From endirectional to intentional. Updated: 2008.02.19

latticed-intentions.pdf

~ by Gary on February 13, 2008.

2 Responses to “Latticed Intentions”

  1. So, right off the bat (sports equipment, not furry animal), I’m unsure what to make of Gary’s opening assertion that “All adaptations, at least all those that are really adaptive, are selected to advance their holders toward some biologically valued end state.” Perhaps I’m just distracted by wondering what an adaptation that isn’t really adaptive would be. But ignoring that worry, I’m just not sure that adaptations are selected to do what is stated. Organisms have the adaptations they do because their ancestors had traits that were selected. The traits were selected not to advance their holders to the “end state” (after all, the trait holders already were in the state on which selection operated, so no advancement to that state required). Nor were the traits selected to advance the descendants (future holders of the trait) to the same end state — natural selection has no such foresight.

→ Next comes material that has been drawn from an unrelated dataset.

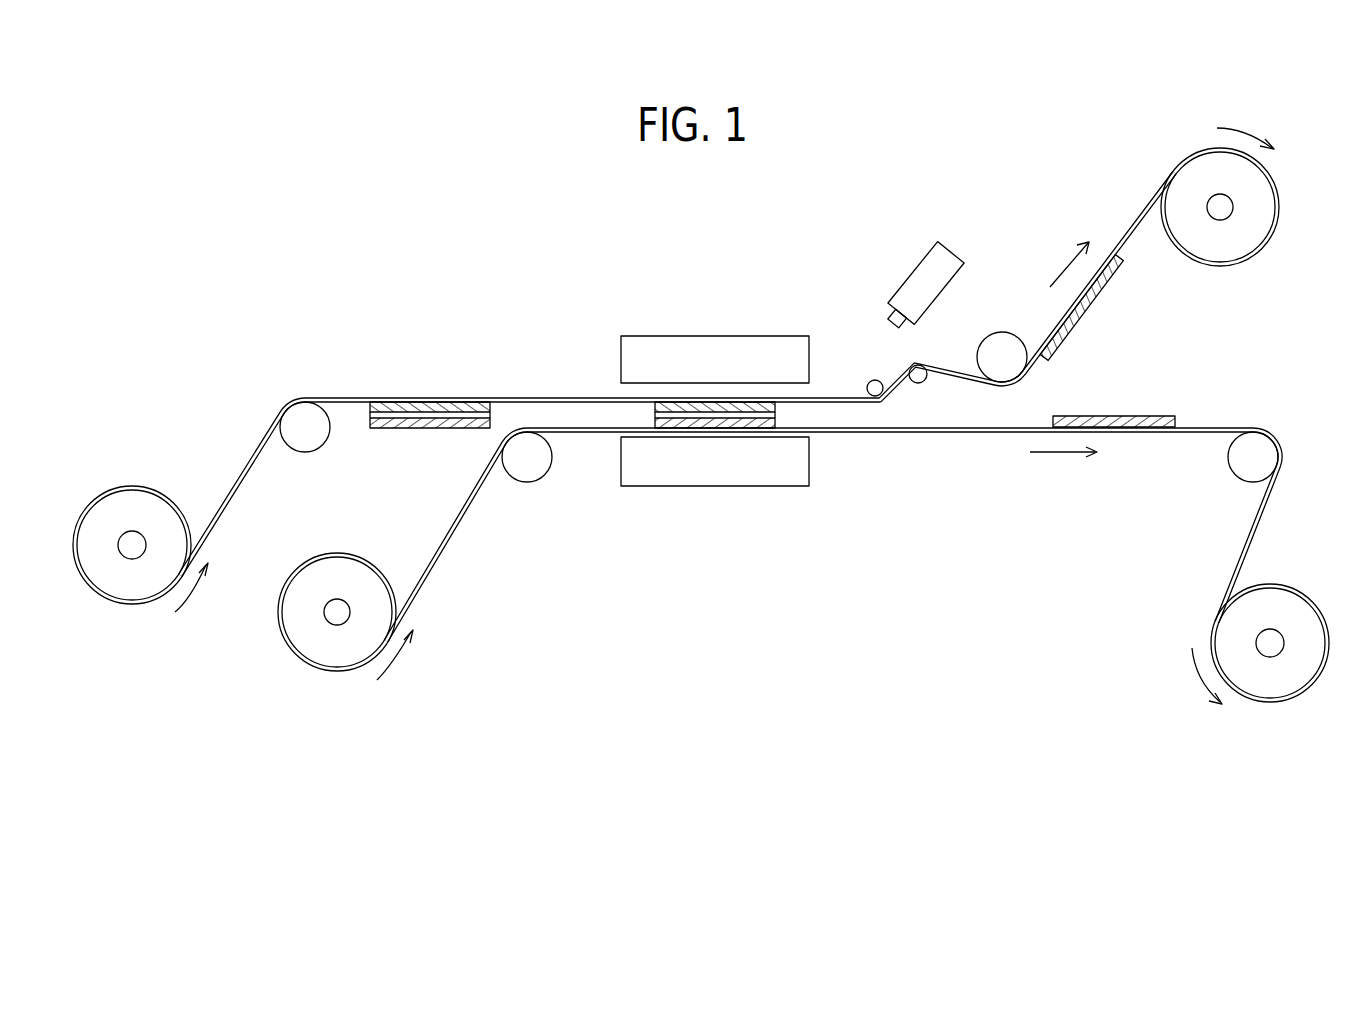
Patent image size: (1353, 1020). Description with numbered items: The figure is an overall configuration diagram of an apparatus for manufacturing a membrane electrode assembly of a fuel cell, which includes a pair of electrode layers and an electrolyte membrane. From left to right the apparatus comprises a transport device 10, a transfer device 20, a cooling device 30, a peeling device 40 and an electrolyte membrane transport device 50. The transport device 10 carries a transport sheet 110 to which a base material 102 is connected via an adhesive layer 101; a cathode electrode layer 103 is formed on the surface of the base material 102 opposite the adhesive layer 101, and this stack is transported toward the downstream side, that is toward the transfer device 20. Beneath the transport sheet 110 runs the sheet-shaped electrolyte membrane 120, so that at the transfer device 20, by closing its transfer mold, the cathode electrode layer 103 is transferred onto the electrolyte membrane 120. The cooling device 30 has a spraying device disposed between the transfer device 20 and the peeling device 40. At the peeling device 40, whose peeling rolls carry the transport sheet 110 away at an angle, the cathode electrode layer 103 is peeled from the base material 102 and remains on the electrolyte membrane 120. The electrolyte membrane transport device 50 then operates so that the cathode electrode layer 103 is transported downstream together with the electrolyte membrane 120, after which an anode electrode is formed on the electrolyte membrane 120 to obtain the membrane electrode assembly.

    We can, however, ask whether the current holder (bearer) of a trait gains a similar comparative fitness advantage over its competitors who lack the trait as the ancestral trait bearers did over their competitors. If so, we might decide to say that the trait is serving “its adaptive ends” whenever those ends are historically the ones that led to selection for the trait. But it would still be inaccurate to say that the trait was selected to do this. The trait was selected because of something it did (for the ancestor), not because of something it is going to do (for the descendant).

    Trees, trees, but where’s the forest? I think the basic distinction Gary wants to draw between agents who may become aware of some of the (ancestrally defined) functions of their adaptive traits, and agents who have no such access can still be defended. And we can even agree to use the term “endirected” to cover both the aware and unaware ways of conforming to biological heritage (which is not manifest destiny). But I absolutely want to resist the idea that, “actions must be endirectional before being aware of their outcomes allows them to be intentional.” If you cut off your nose to spite your face, it will most likely be an intentional action which is not endirectional: selection may even have worked against such actions in your ancestors, as it will in you. Maybe it’s true that organisms have to engage in some endirectional actions (man gotta eat!) before they can have any intentional actions, but we’ve been given no reason to think it’s true that each intentional action has to be endirectional itself.

    -CA

  2. Has been revised (see above) in response to the comments of the mysterious merluccius.

    I should add, my goal is to frame intention within an organization constraint that will enable me to build a robot that can act with intention.